MAPLE: Multilingual Evaluation of Parameter Efficient Finetuning of Large Language Models
Divyanshu Aggarwal, Ashutosh Sathe, Ishaan Watts, Sunayana Sitaram
TL;DR
The paper investigates Parameter Efficient Finetuning (PEFT) for multilingual LLMs by applying LoRA-based finetuning to LLaMA-2-7B and Mistral-7B using synthetic multilingual instruction datasets MultiAlpaca and Bactrian-X. It systematically analyzes the impact of LoRA rank and quantisation (4/8/16-bit) on six downstream tasks spanning 40 languages, focusing on cross-lingual transfer and English retention. Key findings show that higher ranks and certain quantisation levels tend to boost low-resource language performance, that smaller open-source models with PEFT can bridge gaps to larger proprietary models on some tasks, and that English performance can degrade under multilingual finetuning in some settings. The work also compares multilingual data generation versus translation and concludes that base model multilinguality quality often outweighs the method of instruction data creation, with Mistral-7B showing strong cross-lingual capabilities and competitive performance relative to GPT-4 on some benchmarks. The study highlights practical implications for deploying multilingual PEFT under compute constraints and outlines future directions to expand PEFT techniques, mitigate multilinguality challenges, and develop richer multilingual instruction datasets.
Abstract
Parameter Efficient Finetuning (PEFT) has emerged as a viable solution for improving the performance of Large Language Models (LLMs) without requiring massive resources and compute. Prior work on multilingual evaluation has shown that there is a large gap between the performance of LLMs on English and other languages. Further, there is also a large gap between the performance of smaller open-source models and larger LLMs. Finetuning can be an effective way to bridge this gap and make language models more equitable.

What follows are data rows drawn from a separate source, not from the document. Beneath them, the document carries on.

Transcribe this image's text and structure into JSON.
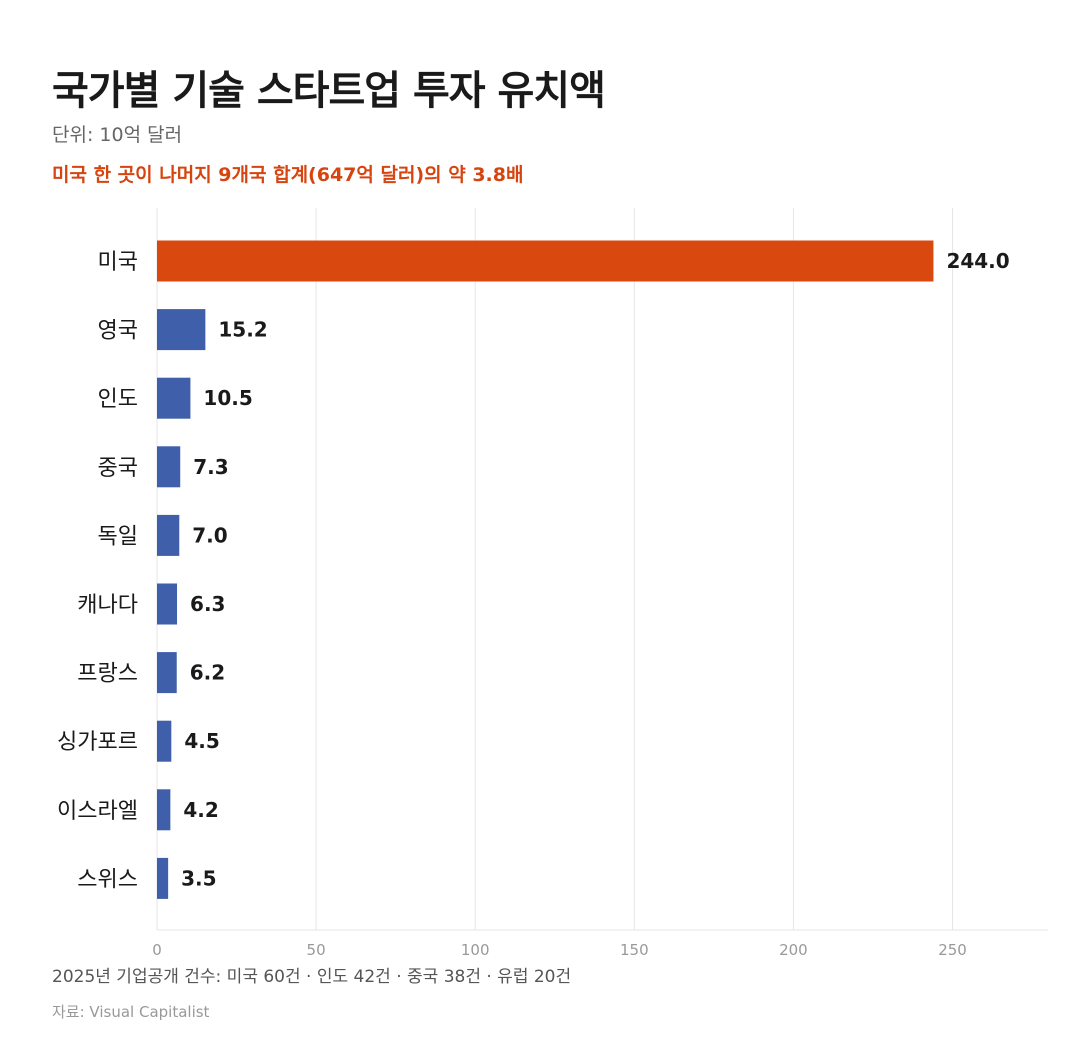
{
  "header": {
    "title": "국가별 기술 스타트업 투자 유치액",
    "subtitle": "단위: 10억 달러",
    "highlight": "미국 한 곳이 나머지 9개국 합계(647억 달러)의 약 3.8배"
  },
  "footer": {
    "note": "2025년 기업공개 건수:  미국 60건 · 인도 42건 · 중국 38건 · 유럽 20건",
    "source": "자료: Visual Capitalist"
  },
  "colors": {
    "highlight_bar": "#d9480f",
    "default_bar": "#3f5faa",
    "grid": "#e6e6e6"
  },
  "chart_data": {
    "type": "bar",
    "orientation": "horizontal",
    "title": "국가별 기술 스타트업 투자 유치액",
    "subtitle": "단위: 10억 달러",
    "categories": [
      "미국",
      "영국",
      "인도",
      "중국",
      "독일",
      "캐나다",
      "프랑스",
      "싱가포르",
      "이스라엘",
      "스위스"
    ],
    "values": [
      244.0,
      15.2,
      10.5,
      7.3,
      7.0,
      6.3,
      6.2,
      4.5,
      4.2,
      3.5
    ],
    "value_labels": [
      "244.0",
      "15.2",
      "10.5",
      "7.3",
      "7.0",
      "6.3",
      "6.2",
      "4.5",
      "4.2",
      "3.5"
    ],
    "highlight_index": 0,
    "xlim": [
      0,
      280
    ],
    "xticks": [
      0,
      50,
      100,
      150,
      200,
      250
    ],
    "xlabel": "",
    "ylabel": "",
    "grid": true,
    "legend": "none"
  }
}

In this work, we finetune the LLama-2-7B and Mistral-7B models on two synthetic multilingual instruction tuning datasets to determine its effect on model performance on six downstream tasks covering forty languages in all. Additionally, we experiment with various parameters, such as rank for low-rank adaptation and values of quantisation to determine their effects on downstream performance and find that higher rank and higher quantisation values benefit low-resource languages. We find that PEFT of smaller open-source models sometimes bridges the gap between the performance of these models and the larger ones, however, English performance can take a hit. We also find that finetuning sometimes improves performance on low-resource languages, while degrading performance on high-resource languages.